President Donald Trump sent a team of top officials to meet Mexico's president-elect on Friday to show the importance he places on the countries' relationship after months of deeply strained ties.
US President Donald Trump sent a team of top officials to Mexico on Friday to meet with President-elect Andres Manuel Lopez Obrador, an anti-establishment leftist who has been elected at a low point in relations between the neighbours.
Secretary of State Mike Pompeo is leading the high-level delegation, which also includes Trump's son-in-law and senior aide Jared Kushner, Homeland Security Secretary Kirstjen Nielsen, and Treasury Secretary Steven Mnuchin.
All issues in the relationship are on the table, including trade, migration, security and the border, a senior State Department official said Thursday in a background briefing on the trip.
The one-day visit includes meetings with outgoing Mexican President Enrique Pena Nieto, who hands power to Lopez Obrador on December 1, and Foreign Minister Luis Videgaray.
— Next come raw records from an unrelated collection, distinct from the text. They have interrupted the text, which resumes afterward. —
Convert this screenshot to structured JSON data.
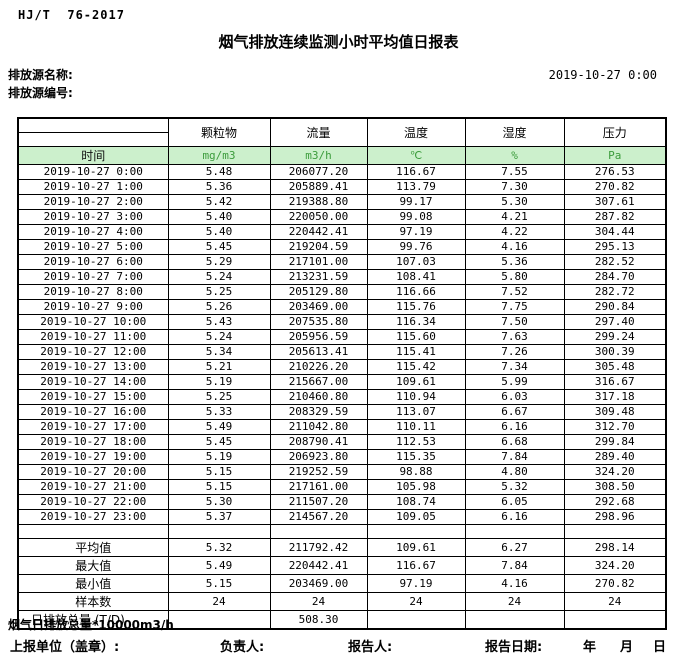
{
  "meta": {
    "standard": "HJ/T  76-2017",
    "title": "烟气排放连续监测小时平均值日报表",
    "source_name_label": "排放源名称:",
    "source_code_label": "排放源编号:",
    "report_datetime": "2019-10-27 0:00"
  },
  "table": {
    "time_header": "时间",
    "columns": [
      {
        "label": "颗粒物",
        "unit": "mg/m3"
      },
      {
        "label": "流量",
        "unit": "m3/h"
      },
      {
        "label": "温度",
        "unit": "℃"
      },
      {
        "label": "湿度",
        "unit": "%"
      },
      {
        "label": "压力",
        "unit": "Pa"
      }
    ],
    "rows": [
      {
        "time": "2019-10-27 0:00",
        "values": [
          "5.48",
          "206077.20",
          "116.67",
          "7.55",
          "276.53"
        ]
      },
      {
        "time": "2019-10-27 1:00",
        "values": [
          "5.36",
          "205889.41",
          "113.79",
          "7.30",
          "270.82"
        ]
      },
      {
        "time": "2019-10-27 2:00",
        "values": [
          "5.42",
          "219388.80",
          "99.17",
          "5.30",
          "307.61"
        ]
      },
      {
        "time": "2019-10-27 3:00",
        "values": [
          "5.40",
          "220050.00",
          "99.08",
          "4.21",
          "287.82"
        ]
      },
      {
        "time": "2019-10-27 4:00",
        "values": [
          "5.40",
          "220442.41",
          "97.19",
          "4.22",
          "304.44"
        ]
      },
      {
        "time": "2019-10-27 5:00",
        "values": [
          "5.45",
          "219204.59",
          "99.76",
          "4.16",
          "295.13"
        ]
      },
      {
        "time": "2019-10-27 6:00",
        "values": [
          "5.29",
          "217101.00",
          "107.03",
          "5.36",
          "282.52"
        ]
      },
      {
        "time": "2019-10-27 7:00",
        "values": [
          "5.24",
          "213231.59",
          "108.41",
          "5.80",
          "284.70"
        ]
      },
      {
        "time": "2019-10-27 8:00",
        "values": [
          "5.25",
          "205129.80",
          "116.66",
          "7.52",
          "282.72"
        ]
      },
      {
        "time": "2019-10-27 9:00",
        "values": [
          "5.26",
          "203469.00",
          "115.76",
          "7.75",
          "290.84"
        ]
      },
      {
        "time": "2019-10-27 10:00",
        "values": [
          "5.43",
          "207535.80",
          "116.34",
          "7.50",
          "297.40"
        ]
      },
      {
        "time": "2019-10-27 11:00",
        "values": [
          "5.24",
          "205956.59",
          "115.60",
          "7.63",
          "299.24"
        ]
      },
      {
        "time": "2019-10-27 12:00",
        "values": [
          "5.34",
          "205613.41",
          "115.41",
          "7.26",
          "300.39"
        ]
      },
      {
        "time": "2019-10-27 13:00",
        "values": [
          "5.21",
          "210226.20",
          "115.42",
          "7.34",
          "305.48"
        ]
      },
      {
        "time": "2019-10-27 14:00",
        "values": [
          "5.19",
          "215667.00",
          "109.61",
          "5.99",
          "316.67"
        ]
      },
      {
        "time": "2019-10-27 15:00",
        "values": [
          "5.25",
          "210460.80",
          "110.94",
          "6.03",
          "317.18"
        ]
      },
      {
        "time": "2019-10-27 16:00",
        "values": [
          "5.33",
          "208329.59",
          "113.07",
          "6.67",
          "309.48"
        ]
      },
      {
        "time": "2019-10-27 17:00",
        "values": [
          "5.49",
          "211042.80",
          "110.11",
          "6.16",
          "312.70"
        ]
      },
      {
        "time": "2019-10-27 18:00",
        "values": [
          "5.45",
          "208790.41",
          "112.53",
          "6.68",
          "299.84"
        ]
      },
      {
        "time": "2019-10-27 19:00",
        "values": [
          "5.19",
          "206923.80",
          "115.35",
          "7.84",
          "289.40"
        ]
      },
      {
        "time": "2019-10-27 20:00",
        "values": [
          "5.15",
          "219252.59",
          "98.88",
          "4.80",
          "324.20"
        ]
      },
      {
        "time": "2019-10-27 21:00",
        "values": [
          "5.15",
          "217161.00",
          "105.98",
          "5.32",
          "308.50"
        ]
      },
      {
        "time": "2019-10-27 22:00",
        "values": [
          "5.30",
          "211507.20",
          "108.74",
          "6.05",
          "292.68"
        ]
      },
      {
        "time": "2019-10-27 23:00",
        "values": [
          "5.37",
          "214567.20",
          "109.05",
          "6.16",
          "298.96"
        ]
      }
    ],
    "summary": [
      {
        "label": "平均值",
        "values": [
          "5.32",
          "211792.42",
          "109.61",
          "6.27",
          "298.14"
        ]
      },
      {
        "label": "最大值",
        "values": [
          "5.49",
          "220442.41",
          "116.67",
          "7.84",
          "324.20"
        ]
      },
      {
        "label": "最小值",
        "values": [
          "5.15",
          "203469.00",
          "97.19",
          "4.16",
          "270.82"
        ]
      },
      {
        "label": "样本数",
        "values": [
          "24",
          "24",
          "24",
          "24",
          "24"
        ]
      },
      {
        "label": "日排放总量 (T/D)",
        "values": [
          "",
          "508.30",
          "",
          "",
          ""
        ]
      }
    ]
  },
  "footer": {
    "note": "烟气日排放总量*10000m3/h",
    "unit_label": "上报单位（盖章）:",
    "responsible_label": "负责人:",
    "reporter_label": "报告人:",
    "report_date_label": "报告日期:",
    "year_label": "年",
    "month_label": "月",
    "day_label": "日"
  },
  "colors": {
    "unit_row_bg": "#CCF0CC",
    "unit_text": "#3C9C3C",
    "border": "#000000"
  }
}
The State Department official described the trip as a "testament to the importance the administration and the United States place on the bilateral relationship."
But many thorny issues could make for a tough visit.
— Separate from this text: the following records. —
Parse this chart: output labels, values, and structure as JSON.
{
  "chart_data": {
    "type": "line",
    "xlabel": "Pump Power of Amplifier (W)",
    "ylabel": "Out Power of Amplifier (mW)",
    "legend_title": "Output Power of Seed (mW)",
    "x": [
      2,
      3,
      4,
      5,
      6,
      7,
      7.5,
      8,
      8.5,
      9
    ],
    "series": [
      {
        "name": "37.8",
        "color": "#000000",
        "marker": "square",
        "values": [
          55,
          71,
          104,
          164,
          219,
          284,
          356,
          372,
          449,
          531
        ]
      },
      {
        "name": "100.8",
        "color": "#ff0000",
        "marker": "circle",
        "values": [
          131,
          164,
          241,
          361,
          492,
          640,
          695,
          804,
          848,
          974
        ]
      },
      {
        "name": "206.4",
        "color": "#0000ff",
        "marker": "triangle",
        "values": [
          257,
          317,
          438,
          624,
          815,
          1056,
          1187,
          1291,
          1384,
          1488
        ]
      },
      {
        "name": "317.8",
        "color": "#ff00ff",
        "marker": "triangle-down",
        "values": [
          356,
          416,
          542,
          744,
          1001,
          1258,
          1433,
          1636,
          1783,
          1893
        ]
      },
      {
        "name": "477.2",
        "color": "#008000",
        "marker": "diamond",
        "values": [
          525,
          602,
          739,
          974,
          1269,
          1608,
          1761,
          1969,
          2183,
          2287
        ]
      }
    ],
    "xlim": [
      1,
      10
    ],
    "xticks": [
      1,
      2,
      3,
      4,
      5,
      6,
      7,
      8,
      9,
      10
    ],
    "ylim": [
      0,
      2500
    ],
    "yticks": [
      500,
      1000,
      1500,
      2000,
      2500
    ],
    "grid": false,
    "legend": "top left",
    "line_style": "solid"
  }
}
The US Homeland Security Department said Nielsen would raise the sensitive subject of Central American migrants who cross Mexico to reach the United States, insisting on a "shared responsibility" to stem migrant flows and keep them from reaching the US.
Pena Nieto had his own demands on the issue.
The Mexican president "expressed his concern over the policy of separating migrant families... (and) asked the Secretary of State to ensure that families separated at the border are quickly reunited," his office said after a private meeting with the American delegation.
But Pena Nieto sought common ground on the North American Free Trade Agreement (NAFTA) between the two countries and Canada.
He said both sides had agreed to continue working "constructively" to renegotiate the 1994 deal, adding Mexico was ready to conclude it "as soon as possible."
Putting Trump 'in his place'?
US-Mexican relations have been strained since Trump won the White House in 2016 after a campaign laced with anti-Mexican insults, attacks on NAFTA and vows to make Mexico pay for a wall on the common border.
Since then, US tariffs on Mexican steel and aluminium, Trump's "zero-tolerance" policy on undocumented immigrants, and Pena Nieto's two abrupt cancellations of visits to Washington have only added to the tension.
Lopez Obrador, widely known as "AMLO," pledged during the campaign to "put (Trump) in his place."
But both men say they had a positive phone call the day after Mexico's July 1 election, and Lopez Obrador has invited Trump to his inauguration.
Lopez Obrador, 64, won the polls in a landslide, with over 53 percent of the vote -- more than 30 points clear of his nearest rival.
Promising a change in direction, he was swept to office by a wave of outrage with corruption and brutal violence driven by Mexico's powerful drug cartels.
Despite their ideological differences, some commentators have drawn parallels between Trump and Lopez Obrador: both are free trade sceptics with populist tendencies who mobilized a disgruntled base with anti-establishment campaigns.
Trump has even reportedly taken to calling Lopez Obrador "Juan Trump" in private.
Pompeo's delegation held a closed-door meeting with Lopez Obrador at his offices, in an ageing house with little security in Mexico City's trendy Roma neighbourhood.
There was a heavier-than-usual security cordon, with swarms of waiting journalists kept at bay, along with a handful of anti-Trump protesters.
The meeting was attended by Lopez Obrador's future ministers of finance, economy and security, as well as his choice to lead the NAFTA negotiations.
Also at the meeting was Lopez Obrador's pick for foreign minister, former Mexico City mayor Marcelo Ebrard.
In a potential sore spot for the US administration, Ebrard worked on Latino get-out-the-vote campaigns on behalf of Trump's 2016 election rival Hillary Clinton.
But Lopez Obrador's arrival gives both countries a chance to turn a page on their recent acrimony, said Carin Zissis, a Mexico specialist at the Americas Society and Council of the Americas.
Pompeo's visit "gives them the chance to take this moment when there's a chance for change and revisit the relationship," she said.
However, she added, "we all know that the Trump administration is unpredictable... All it takes is an angry tweet at 6:00 in the morning, and everything appears to be undone."